「ISMS(情報セキュリティ・マネジメント・システム)認証を取れば、個人情報保護法対策をカバーできると考えるのは不勉強だ」。企業法務に詳しいニフティ法務部の鈴木正朝シニア・スペシャリストはこう指摘する。

 来年4月の個人情報保護法施行に向け、企業は対策を迫られている。個人情報といえば、漏洩事件が大きくクローズアップされているため、セキュリティ対策に偏りがちだ。このため、ISMSを取れば一安心と考える傾向が企業にはある。だが鈴木氏によると、ISMSと個人情報保護法対策は実際には8割くらいしか重ならないという。個人情報保護法に準拠するためには、個人情報の利用目的を管理したり、本人に個人情報の開示や変更、利用停止を求められた場合の社内体制を作る必要がある。これらはセキュリティとは関係ないため、ISMSではカバーできない。

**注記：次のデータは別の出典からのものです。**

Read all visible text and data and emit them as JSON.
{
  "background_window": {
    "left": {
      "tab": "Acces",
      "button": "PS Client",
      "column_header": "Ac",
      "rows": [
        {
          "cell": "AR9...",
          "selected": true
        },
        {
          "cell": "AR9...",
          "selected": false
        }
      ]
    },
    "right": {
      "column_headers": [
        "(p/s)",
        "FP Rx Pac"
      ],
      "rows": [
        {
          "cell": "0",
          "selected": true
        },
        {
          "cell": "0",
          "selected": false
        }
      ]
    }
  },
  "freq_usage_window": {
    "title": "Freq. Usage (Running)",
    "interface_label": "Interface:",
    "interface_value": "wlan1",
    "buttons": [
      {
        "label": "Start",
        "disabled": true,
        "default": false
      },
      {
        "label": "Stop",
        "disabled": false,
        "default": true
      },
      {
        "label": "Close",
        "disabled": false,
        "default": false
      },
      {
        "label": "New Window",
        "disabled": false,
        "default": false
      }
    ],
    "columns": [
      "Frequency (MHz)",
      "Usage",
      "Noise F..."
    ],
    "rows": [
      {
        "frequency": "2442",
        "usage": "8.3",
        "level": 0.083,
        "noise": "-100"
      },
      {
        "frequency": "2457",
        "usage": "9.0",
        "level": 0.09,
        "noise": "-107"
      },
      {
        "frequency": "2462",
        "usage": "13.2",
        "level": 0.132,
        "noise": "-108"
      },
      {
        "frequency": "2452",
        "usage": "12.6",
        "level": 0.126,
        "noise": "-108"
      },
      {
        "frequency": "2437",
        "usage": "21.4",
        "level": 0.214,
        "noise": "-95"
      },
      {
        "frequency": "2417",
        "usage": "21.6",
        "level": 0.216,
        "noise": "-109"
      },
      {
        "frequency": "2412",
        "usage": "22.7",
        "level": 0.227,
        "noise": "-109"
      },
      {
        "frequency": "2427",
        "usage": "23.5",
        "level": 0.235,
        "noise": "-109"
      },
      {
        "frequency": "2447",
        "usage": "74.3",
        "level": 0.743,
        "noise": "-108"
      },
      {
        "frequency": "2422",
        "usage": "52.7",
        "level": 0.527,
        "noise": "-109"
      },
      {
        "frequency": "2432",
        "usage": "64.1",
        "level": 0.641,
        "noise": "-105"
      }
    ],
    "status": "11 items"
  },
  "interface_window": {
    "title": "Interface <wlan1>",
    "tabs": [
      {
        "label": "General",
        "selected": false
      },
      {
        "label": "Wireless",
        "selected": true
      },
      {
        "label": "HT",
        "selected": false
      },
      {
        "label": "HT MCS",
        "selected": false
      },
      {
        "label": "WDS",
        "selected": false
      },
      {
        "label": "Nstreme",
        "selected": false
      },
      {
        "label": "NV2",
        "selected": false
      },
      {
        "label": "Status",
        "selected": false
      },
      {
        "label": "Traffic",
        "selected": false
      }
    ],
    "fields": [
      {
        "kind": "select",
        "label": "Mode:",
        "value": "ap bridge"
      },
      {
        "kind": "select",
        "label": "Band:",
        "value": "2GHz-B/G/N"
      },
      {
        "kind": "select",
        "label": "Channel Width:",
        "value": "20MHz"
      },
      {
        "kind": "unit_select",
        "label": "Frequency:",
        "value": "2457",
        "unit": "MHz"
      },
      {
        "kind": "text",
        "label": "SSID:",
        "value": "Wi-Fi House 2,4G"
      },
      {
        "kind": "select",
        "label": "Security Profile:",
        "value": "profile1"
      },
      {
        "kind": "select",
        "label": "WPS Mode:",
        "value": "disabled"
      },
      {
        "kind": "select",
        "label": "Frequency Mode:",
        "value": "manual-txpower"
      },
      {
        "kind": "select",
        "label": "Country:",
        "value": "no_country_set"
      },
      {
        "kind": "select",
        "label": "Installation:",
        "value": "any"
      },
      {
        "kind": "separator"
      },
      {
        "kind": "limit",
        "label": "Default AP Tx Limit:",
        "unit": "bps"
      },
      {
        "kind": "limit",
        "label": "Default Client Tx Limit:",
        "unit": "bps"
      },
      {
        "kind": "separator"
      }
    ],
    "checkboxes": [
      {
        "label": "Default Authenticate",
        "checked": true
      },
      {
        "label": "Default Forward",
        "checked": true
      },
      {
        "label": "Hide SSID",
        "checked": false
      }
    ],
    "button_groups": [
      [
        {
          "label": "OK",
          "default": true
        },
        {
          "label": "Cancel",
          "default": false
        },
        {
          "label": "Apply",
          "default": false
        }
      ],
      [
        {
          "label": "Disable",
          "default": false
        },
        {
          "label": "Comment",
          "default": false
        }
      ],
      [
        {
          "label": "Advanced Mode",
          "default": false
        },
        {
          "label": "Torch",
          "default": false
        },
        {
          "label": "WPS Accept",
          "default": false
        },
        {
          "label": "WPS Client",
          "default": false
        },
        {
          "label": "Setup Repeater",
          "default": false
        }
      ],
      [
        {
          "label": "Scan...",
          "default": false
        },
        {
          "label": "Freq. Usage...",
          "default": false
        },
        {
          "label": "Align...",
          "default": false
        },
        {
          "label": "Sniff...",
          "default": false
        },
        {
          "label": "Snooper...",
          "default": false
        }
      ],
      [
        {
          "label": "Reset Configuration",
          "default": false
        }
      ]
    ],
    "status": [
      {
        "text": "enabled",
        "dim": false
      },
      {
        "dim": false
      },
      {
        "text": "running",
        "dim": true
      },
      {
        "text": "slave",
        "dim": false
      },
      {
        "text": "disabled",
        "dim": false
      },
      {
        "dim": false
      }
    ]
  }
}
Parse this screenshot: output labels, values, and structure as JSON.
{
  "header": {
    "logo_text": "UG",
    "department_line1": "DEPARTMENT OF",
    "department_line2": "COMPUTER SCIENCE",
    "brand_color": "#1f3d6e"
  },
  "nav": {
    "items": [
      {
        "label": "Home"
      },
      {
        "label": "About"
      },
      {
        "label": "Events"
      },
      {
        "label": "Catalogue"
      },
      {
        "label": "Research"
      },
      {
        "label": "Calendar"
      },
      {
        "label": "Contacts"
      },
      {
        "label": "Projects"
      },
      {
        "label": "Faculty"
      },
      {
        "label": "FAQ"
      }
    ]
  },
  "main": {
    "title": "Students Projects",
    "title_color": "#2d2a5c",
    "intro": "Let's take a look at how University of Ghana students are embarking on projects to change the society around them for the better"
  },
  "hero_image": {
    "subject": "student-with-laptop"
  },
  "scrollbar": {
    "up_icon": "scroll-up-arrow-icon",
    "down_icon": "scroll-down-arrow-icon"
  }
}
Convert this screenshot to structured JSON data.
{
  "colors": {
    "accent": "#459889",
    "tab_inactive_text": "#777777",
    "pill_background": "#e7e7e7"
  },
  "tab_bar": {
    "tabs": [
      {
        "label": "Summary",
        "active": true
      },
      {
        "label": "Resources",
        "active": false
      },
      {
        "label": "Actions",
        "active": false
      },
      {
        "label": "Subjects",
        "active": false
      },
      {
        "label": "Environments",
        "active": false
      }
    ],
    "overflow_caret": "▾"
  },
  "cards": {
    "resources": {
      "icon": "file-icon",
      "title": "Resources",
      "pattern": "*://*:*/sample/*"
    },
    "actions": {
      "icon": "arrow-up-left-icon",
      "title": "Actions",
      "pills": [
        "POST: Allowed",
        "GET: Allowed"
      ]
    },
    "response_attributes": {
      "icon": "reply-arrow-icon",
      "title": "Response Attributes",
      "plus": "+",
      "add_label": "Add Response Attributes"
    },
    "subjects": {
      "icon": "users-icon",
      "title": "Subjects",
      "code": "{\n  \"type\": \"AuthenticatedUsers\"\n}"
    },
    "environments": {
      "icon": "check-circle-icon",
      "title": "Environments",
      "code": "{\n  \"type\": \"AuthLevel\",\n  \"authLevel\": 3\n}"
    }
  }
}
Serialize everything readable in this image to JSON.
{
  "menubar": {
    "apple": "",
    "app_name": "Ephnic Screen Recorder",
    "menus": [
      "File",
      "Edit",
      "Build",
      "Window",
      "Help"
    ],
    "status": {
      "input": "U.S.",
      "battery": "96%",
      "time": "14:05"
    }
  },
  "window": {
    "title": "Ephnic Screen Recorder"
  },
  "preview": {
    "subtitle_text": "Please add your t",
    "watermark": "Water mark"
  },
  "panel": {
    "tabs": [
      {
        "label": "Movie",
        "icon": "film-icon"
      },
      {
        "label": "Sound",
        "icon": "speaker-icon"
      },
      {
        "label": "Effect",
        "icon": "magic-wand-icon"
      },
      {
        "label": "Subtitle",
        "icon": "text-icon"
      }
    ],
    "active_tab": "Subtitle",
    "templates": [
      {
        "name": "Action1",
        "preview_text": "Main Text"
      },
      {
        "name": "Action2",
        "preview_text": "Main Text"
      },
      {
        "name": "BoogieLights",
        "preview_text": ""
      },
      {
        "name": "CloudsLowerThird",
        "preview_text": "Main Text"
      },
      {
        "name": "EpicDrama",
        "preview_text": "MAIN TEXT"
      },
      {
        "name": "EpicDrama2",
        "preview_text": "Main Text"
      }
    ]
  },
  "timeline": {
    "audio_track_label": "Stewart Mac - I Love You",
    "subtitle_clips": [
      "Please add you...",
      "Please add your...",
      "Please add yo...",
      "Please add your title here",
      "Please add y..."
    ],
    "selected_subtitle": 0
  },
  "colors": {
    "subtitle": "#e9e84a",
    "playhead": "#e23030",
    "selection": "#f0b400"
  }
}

 鈴木氏は、セキュリティ以外の個人情報保護法対策にも落とし穴があると警告する。「個人情報保護法対策では、個人情報の取得時に利用目的をいかに明示するかが注目されがちだが、これは力仕事で済む問題で、実はあまり大変ではない」。むしろ問題なのは「データベースでの管理」だという。例えば1万人にダイレクト・メールを出そうとした場合、利用目的の範囲内で出せるかどうかをすべての個人情報についてチェックしなければならない。複数の異なった利用目的を持つ個人情報が単一のデータベースに混在している場合、チェック作業は大変だ。利用目的を管理することを念頭に置いていないデータベースだと、事実上、個人情報の利用は不可能になってしまう。つまり、個人情報保護法への対応は「データベースの設計に関わる問題」(鈴木氏)なのである。